Estonian Energy to study Jordan's oil shale opportunities

  • 2007-10-31
  • Staff and wire reports
TALLINN - Estonian energy group Eesti Energia will soon be taking its expertise in producing electricity from shale oil to the Middle Eastern nation of Jordan. The company is to start studying opportunities for the production of electricity from oil shale based upon agreement with the Jordanian government.
Last November a subsidiary of Eesti Energia, Oil Shale Energy of Jordan, signed a joint letter of intent under which the Estonian company acquired exclusive rights to study one third of Jordan's 300 million tons of the reserves situated in the El Lajun oil shale basin. Tallinn Technical University and Eesti Energia later signed an agreement on a feasibility study for the construction of a shale oil facility in Jordan.

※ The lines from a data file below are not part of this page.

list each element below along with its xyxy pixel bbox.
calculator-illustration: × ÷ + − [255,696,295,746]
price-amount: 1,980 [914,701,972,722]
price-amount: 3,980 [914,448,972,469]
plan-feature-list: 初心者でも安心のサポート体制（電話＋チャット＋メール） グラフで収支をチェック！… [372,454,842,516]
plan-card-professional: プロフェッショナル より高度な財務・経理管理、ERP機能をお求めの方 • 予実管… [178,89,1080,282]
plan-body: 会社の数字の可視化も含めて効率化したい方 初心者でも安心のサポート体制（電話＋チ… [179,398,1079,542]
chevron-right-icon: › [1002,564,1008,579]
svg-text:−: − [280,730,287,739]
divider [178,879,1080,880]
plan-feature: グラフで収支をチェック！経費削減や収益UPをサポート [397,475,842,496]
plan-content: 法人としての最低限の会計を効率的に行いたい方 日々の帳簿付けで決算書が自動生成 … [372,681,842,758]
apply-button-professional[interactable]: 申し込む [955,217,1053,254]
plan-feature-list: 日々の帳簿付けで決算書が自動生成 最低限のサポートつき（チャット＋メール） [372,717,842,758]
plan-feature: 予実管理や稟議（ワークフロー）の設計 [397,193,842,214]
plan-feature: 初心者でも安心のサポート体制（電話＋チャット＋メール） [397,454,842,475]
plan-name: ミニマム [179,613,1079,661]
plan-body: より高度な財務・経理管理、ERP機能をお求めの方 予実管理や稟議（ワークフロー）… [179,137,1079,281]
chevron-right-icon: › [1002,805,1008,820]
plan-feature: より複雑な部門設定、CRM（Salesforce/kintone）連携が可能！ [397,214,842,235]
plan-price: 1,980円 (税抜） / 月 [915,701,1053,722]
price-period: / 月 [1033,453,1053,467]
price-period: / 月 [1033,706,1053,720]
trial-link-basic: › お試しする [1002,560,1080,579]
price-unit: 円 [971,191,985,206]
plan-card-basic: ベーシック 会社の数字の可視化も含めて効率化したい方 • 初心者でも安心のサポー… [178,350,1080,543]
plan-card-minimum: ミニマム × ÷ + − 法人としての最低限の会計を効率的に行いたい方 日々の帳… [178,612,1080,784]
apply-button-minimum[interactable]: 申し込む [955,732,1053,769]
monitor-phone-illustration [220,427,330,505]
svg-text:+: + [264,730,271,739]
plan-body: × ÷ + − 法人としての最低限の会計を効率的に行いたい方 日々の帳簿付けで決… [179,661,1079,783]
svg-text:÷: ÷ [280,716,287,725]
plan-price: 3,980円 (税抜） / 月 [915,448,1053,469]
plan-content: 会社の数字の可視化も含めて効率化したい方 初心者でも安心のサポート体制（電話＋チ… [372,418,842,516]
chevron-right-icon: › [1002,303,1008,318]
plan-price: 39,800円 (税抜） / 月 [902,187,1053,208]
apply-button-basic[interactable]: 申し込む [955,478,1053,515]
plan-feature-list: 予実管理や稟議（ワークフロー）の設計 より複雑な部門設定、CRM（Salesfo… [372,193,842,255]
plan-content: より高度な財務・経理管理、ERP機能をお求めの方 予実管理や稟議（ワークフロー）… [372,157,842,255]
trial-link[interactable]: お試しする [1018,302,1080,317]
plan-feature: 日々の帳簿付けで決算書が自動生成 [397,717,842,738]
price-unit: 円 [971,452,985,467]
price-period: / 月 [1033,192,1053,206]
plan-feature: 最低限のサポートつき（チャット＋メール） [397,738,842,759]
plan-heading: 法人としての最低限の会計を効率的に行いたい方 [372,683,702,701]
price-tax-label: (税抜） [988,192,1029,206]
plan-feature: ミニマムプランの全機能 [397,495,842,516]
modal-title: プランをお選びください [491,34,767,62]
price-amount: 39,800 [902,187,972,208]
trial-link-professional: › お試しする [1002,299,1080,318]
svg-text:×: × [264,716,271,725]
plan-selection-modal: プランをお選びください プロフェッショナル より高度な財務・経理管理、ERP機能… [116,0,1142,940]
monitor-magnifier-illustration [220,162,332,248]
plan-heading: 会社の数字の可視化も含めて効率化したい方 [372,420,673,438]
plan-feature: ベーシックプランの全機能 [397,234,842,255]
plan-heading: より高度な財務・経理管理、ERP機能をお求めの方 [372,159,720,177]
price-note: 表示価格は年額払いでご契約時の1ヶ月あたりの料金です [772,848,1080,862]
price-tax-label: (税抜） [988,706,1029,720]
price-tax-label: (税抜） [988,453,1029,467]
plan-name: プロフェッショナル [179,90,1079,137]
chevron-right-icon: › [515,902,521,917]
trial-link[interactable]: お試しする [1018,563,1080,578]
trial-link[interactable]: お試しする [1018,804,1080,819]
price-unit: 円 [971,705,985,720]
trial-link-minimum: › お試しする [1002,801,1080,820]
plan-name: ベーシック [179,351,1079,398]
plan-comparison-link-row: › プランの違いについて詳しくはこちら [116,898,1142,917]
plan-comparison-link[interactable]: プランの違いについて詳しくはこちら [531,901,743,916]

Eesti Energia is currently carrying out studies in Jordan in order to determine what opportunities thre are for recovery of oil from that country's oil shale reserves. Board chairman Sandor Liive said that the Jordanian side is waiting for Estonia's assessment on the preliminary conditions for the construction of an oil-shale fueled electric power plant in Jordan, and for the timetable for electricity generation.
Liive said it should become clear in the next six months as to whether there is any sense in going ahead with preparations on the electricity generation project. The Jordanian side is offering Eesti Energia an exclusive contract for the development of the project. The offer includes defined quantities of oil shale reserves, on which basis it would then be possible to draw up the full electricity generation project, he said.

Liive added that the Jordanian offer was worth consideration, but that the role of Eesti Energia could only be in drawing up the project or heading the project in the development phase. Eesti Energia is not planning any million euro investments in Jordan, Liive said, and that if an investment decision for the construction of a power plant is made, investors and banks must be brought in.
In the first half of 2008 Eesti Energia is hoping to have completed studies that would indicate the feasibility of continuing with the project.
 Eesti Energia and its Jordanian partner had earlier announced their intention to start the operations of the oil shale facility in 2010.

Oil shale has been a major source of energy in Estonia for decades, and is Estonia's primary mineral resource. "Oil shale" is not typically shale and doesn't contain oil, though; rather, it is a rock known as "marl" containing organic compounds like kerogen, reports the Econbrowser Web site. When heated to high temperatures, an oil-like substance is obtained, which can be refined to produce a transportation fuel.
The fact that large quantities of heat are required to obtain a usable fuel from the rock means that this is a far less efficient source of energy than conventional oil, and the refining process itself leaves behind many environmentally unfriendly byproducts.